Cost Structure A Competitive Advantage
Memorial's most significant base of operations is the Cotton Valley in east Texas, which is one of the oldest producing gas fields in the country. As a very mature field, Cotton Valley begets some of the lowest cost base and highest margins in the natural gas industry, and it shows in Memorial's numbers.
November 2013 Investor Presentation
While this chart may be an awkward comparison because a number of the above partnerships have a greater proportion of oil production than does Memorial, it still goes to show just how low Memorial's production costs are. A successful upstream MLP is one that has mature acreage where growth is slow but margins are high. As a partnership, Memorial is only 3 years old, but its low cost base should provide healthy margins for a good, long while.
A combination of increased DCF, appreciation in the unit price of its peers, and finally a lower price per unit have combined to make Memorial one of the best values in the upstream MLP space right now.
Figures based off 2013 DCF guidance for each respective MLP.
Price to DCF is one of my favorite ways to value an upstream MLP. While DCF is not a great measurement of earnings per se, I believe it is a good indicator of a partnership's ability to pay distributions, which is the most important consideration of most MLP investors. Based on this year's expected DCF, only Mid-Con Energy Partners (MCEP) trades at a lower ratio.
Patterns such as that displayed in the above chart are really what upstream MLP investors must look for. The yield has spiked as the distribution increased and the unit price has subsequently dropped. This chart indicates that a good time to buy Memorial is any time the dividend yield line spikes higher than the unit price line. Now is a good time.

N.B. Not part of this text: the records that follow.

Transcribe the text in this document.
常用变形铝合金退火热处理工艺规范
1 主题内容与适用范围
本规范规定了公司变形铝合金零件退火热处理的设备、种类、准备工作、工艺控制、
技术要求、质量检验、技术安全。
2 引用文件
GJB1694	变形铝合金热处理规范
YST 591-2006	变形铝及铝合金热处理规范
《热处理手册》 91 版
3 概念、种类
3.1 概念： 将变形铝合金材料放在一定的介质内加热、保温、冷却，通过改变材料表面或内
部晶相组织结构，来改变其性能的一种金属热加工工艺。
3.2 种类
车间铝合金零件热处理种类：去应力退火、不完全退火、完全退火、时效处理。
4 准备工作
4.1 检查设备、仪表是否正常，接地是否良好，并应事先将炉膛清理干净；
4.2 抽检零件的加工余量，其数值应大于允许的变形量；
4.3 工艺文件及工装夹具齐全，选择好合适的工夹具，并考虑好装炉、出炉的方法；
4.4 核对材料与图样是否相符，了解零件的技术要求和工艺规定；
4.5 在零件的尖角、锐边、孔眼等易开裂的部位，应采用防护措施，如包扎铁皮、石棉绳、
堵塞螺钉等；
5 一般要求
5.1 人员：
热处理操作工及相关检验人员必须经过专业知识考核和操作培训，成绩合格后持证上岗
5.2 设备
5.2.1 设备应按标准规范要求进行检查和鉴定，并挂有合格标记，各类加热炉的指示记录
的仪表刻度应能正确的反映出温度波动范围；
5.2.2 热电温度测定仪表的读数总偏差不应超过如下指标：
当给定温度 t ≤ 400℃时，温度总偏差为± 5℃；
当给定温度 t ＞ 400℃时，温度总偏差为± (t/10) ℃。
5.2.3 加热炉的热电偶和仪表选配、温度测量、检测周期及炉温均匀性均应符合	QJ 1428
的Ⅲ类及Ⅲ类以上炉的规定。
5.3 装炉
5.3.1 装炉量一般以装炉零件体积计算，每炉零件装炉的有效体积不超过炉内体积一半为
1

As an upstream MLP, Memorial has a number of things going for it. It is primarily a producer of natural gas. Holding some of the oldest producing tight gas formations in the country, the partnership's cost of production and profit per barrel of gas are among the highest in the MLP space. Its distribution coverage continues to be in line with other upstream MLPs. Perhaps most importantly, Memorial's yield is among the highest in this space, and its price to DCF is close to the lowest. It would be tough to go wrong with Memorial right here.